The Shore home gained party power with the toppling of a wall to join the great room and the kitchen.
Scuderi hit the mark with Benjamin Moore’s Stonington Gray, which he accented with blue and navy throughout, while staining the solid oak floor to enhance the grain in another common thread.
To create one big space for entertainment, Scuderi recalls how he ripped out a wall between the kitchen and the great room, comfortably fitting in a sizable island with tufted gray chenille stools. “We had a large party,” he says. “Not only can you eat at the island, but everything could be served on the island.”
For decorative lighting above the island, Scuderi built a box to accommodate bubble-glass pendants by Hesco. Illumination was simpler in the counter area, where, he notes, the backsplash is “Carrara marble in a herringbone pattern that is very pretty with undercounter lighting.”

Doubling as a china cabinet, the dining room sideboard is a highlight with illuminated glass and a companion ocean abstract.
As with the Carrara, gray veining also wows the white quartz counters, which extend from the gray wood island to the white, Shaker-style cabinets with polished-nickel hardware. Warming up the white with artwork and accessories, the designer, in his own words, “peppered the kitchen with pops of cobalt blue glass from the Mavin Hill collection.”
A party-time complement of the kitchen, the transitional-style great room became a hotspot with its own fireplace, but only after Scuderi demolished a wall of mirrors to make way for an electric fireplace by Dimplex, operated by remote control. Super-white built-ins brighten the space around the fireplace, which combines a fieldstone look with a reclaimed wood beam.

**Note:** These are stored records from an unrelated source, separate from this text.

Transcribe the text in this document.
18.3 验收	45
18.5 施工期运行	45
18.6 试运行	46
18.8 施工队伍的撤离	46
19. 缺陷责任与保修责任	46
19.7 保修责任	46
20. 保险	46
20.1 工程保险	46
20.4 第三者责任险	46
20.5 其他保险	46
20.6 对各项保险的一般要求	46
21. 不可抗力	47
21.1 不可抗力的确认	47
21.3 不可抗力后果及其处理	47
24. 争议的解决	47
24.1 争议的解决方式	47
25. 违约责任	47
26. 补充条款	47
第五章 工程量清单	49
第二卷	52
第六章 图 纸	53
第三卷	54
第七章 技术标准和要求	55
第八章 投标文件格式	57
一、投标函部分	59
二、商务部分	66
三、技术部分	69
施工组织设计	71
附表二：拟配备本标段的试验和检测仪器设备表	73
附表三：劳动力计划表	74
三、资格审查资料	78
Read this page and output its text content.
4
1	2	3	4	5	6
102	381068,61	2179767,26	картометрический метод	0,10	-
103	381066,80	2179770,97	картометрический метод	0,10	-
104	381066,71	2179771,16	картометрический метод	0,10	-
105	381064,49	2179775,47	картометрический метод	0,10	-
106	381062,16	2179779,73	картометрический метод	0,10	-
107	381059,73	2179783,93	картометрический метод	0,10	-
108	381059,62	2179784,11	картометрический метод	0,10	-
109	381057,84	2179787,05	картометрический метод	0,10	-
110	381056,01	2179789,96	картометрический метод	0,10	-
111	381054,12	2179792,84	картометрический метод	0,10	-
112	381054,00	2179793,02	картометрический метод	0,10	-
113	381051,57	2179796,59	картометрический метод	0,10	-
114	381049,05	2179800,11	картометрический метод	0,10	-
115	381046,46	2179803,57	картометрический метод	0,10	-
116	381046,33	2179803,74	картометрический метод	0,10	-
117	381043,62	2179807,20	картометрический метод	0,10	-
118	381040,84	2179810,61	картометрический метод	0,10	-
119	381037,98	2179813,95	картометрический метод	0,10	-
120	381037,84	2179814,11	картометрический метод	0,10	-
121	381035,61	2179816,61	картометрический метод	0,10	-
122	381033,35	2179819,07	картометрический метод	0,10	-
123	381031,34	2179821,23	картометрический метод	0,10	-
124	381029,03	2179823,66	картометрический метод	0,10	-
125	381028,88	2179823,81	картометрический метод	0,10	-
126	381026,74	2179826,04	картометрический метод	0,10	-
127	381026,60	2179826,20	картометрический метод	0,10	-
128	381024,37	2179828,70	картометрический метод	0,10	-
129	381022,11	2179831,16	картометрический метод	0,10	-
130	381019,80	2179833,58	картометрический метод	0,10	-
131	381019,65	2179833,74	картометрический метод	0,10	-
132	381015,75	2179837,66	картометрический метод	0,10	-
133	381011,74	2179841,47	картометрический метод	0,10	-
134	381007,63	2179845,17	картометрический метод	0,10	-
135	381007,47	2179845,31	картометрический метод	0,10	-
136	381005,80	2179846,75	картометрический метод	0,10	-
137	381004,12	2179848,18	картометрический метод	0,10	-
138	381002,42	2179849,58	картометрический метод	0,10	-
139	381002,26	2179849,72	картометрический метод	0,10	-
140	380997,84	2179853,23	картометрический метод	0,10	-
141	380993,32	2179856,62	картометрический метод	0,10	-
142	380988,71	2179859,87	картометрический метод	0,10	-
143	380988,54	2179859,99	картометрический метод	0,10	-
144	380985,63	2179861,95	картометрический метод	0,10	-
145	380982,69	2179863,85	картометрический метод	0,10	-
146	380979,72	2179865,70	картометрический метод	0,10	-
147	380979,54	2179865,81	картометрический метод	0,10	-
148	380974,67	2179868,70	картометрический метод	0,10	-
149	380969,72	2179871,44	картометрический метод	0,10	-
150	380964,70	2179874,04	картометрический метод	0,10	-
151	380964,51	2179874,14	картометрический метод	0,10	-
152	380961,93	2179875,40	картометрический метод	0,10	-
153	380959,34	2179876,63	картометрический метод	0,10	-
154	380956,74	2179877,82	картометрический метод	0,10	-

With navy grass paper and a hammered copper mirror, the headboard wall in the primary bedroom knows how to turn heads.
As the home was steered away from the former design’s earth tones and into the drama of blue and white, coastal influences set the tone. One example is the area rug featuring waves like the ones right outside the triple windows—a setting meant for relaxing in navy swivel recliners. Another is the abstract artwork, sourced from Mavin Hill like the rug. Casual elegance was the aim in the great room’s Ethan Allen and Bassett furniture, which minimizes maintenance with Sunbrella fabric, yet elevates with an inlaid marble table.
On the twin sofas, tie-dye fabrics and lime add a color punch, the latter one of Scuderi’s favorite accents. The fireside chairs, in Dr. Mazzarella’s family for more than 100 years, were revamped in navy velvet and silver leaf, while stackable, distressed-wood tables and navy ceramic lamps complete the scene.
In the dining room, Scuderi was quick to scrap another mirrored wall and use custom rugs to spread the home’s signature blue-and-white motif. “I brought in another color of the ocean,” he says of the pale baby-blue sideboard with china cabinet that lights up the night. With spectacular vistas beckoning from the covered balcony, guests can enjoy dinner with a view at the wood table joined by a mix of navy tufted and wooden chairs.

Newburyport Blue and white shiplap join in creating a bathroom’s oceanic setting, just right for a sea-turtle print.
Though Scuderi sticks to the blue-and-white scheme, each room is unique, as seen in the way Benjamin Moore Newburyport Blue plays off the white of a bathroom’s shiplap walls and quartz-top Shaker vanity. A windowless room could have been a challenge to make bright, but Scuderi curated a mirror-framed mirror to max the industrial lighting. For a more modern edge, he added marble hexagon flooring.
The primary bedroom gave Scuderi an opportunity to work with real grass paper in navy by Pacific Designs International to accent the room’s neutral gray. A hammered-copper coastal mirror also dazzles above the maple sleigh bed, while crown molding makes the setting distinctive. In another nod to the Shore, there’s Martha Stewart’s tie-die bedding and a custom coastal rug. Polished-nickel lamps add bedside sparkle and palm-print artwork keeps blue bountiful.
Room by room, the two friends created a special place to embrace breathtaking vistas. “Ecstatic” over the results, Dr. Mazzarelli had three housewarming parties to show it off, Scuderi says, and “he really wanted it to be in a magazine.”